Actually, it warmed the cockles of my heart just to get a comment at
all. For all of the thousands of page reads I have I have accumulated
a total of four comments so far, 3 of them from an extremely suspicious
individual who seems to be writing from the library of an institutional
setting in the midwest.

Anyway, the you-should-be-ashamed
commen
t concerned
a story I did back in July, during the early days of the Dowbrigade.

 
It was about a Massachusetts
English teacher who was killed in a collision with a moose
. A friend
of the deceased objected – not to the text, which was accurate, heartfelt
and suitably somber – but rather to the illustration, which featured
personal favorite, Bullwinkle J. Moose.

i feel compelled to respond: Aaron, please excuse me, I meant no disrespect.  As
an English teacher and an animal lover, I felt deeply the double nature
of this tragedy, and my selection of a sympathetic cartoon moose reflected,
in addition to my reluctance to use an image of a real moose which was
not the actual moose in question, was due to my desire to graphically
communicate the difficulty of the search for meaning in the superficial
absurdity
of everyday events.

It reminded me of what happened to the fiancee of one of my college
roommates.  He was a Russian major who spent most of his time writing
dark, brooding humor for the Harvard Lampoon.  She was a bright
young registered nurse who decided to take a tour of the Americas after
getting her license.  She got as far as the Mexico City Zoo, where
she got too close to the elephant, trying to feed it peanuts, perhaps,
and was seized by the beast’s massive trunk, raised above its head, and
dashed against a concrete wall some 30 feet away. She died.
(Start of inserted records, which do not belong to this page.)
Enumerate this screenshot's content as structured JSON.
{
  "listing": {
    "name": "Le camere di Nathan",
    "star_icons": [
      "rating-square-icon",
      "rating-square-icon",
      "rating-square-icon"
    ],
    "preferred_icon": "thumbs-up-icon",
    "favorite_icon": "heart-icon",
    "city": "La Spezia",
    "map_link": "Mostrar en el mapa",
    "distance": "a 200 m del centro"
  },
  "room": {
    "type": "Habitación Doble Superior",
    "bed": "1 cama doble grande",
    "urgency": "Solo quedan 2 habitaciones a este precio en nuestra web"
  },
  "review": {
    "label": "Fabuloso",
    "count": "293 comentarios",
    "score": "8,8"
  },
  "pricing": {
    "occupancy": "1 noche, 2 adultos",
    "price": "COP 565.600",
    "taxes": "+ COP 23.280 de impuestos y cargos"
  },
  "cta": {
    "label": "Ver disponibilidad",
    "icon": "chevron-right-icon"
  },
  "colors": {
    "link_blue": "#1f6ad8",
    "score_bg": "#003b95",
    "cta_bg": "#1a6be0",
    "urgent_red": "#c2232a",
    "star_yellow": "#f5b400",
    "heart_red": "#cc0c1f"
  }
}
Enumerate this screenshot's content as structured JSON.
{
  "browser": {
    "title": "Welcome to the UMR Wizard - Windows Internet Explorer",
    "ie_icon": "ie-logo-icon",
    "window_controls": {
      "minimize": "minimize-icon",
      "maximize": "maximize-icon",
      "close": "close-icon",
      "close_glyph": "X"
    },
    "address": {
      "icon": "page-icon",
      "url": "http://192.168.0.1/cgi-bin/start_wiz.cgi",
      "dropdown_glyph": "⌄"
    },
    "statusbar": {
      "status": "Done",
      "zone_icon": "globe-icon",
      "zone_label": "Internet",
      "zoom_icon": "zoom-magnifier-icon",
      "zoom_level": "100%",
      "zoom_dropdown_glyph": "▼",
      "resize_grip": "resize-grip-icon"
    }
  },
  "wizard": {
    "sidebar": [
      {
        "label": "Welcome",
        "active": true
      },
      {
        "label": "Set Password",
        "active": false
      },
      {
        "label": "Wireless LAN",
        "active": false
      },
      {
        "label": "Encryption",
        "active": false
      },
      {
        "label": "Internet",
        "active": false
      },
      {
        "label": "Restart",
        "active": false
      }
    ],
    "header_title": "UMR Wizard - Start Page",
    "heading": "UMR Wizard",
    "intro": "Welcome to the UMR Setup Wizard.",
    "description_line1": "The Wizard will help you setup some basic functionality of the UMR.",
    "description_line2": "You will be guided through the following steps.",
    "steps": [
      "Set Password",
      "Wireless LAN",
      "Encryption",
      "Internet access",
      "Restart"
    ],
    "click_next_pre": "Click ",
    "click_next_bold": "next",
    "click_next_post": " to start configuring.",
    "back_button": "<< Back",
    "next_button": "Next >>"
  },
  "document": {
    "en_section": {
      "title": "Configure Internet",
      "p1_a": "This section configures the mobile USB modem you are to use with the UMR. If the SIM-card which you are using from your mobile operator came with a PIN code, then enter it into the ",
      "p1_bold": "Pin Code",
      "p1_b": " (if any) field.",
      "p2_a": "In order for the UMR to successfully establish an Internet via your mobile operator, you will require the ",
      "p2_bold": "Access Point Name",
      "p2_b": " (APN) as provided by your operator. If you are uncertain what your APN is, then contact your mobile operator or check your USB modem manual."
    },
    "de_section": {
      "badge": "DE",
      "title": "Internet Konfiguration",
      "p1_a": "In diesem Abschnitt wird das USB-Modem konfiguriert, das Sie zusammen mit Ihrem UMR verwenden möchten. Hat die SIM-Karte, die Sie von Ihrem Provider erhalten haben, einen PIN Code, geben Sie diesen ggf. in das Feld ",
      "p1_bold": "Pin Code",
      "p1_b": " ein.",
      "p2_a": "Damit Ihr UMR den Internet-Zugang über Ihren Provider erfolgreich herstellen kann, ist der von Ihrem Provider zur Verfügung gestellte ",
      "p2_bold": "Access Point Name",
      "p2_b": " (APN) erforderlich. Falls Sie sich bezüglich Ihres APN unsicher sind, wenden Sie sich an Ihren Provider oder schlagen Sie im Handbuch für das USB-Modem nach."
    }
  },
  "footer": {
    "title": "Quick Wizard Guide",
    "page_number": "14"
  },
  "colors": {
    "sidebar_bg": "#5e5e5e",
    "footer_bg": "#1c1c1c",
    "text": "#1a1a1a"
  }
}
The
last thing I would ever do is sensationalize a horrific tragedy like
that. 

So thank you for your offended comment which will hopefully be the
first of many, and the first milestone on the inevitable road to infamy
and disrepute.  I
look forward to reaching future additional anticipated milestones like
my first multi-comment article, my first real flame war, my first cease and
desist letter, my first real supoena…..So much to look forward to.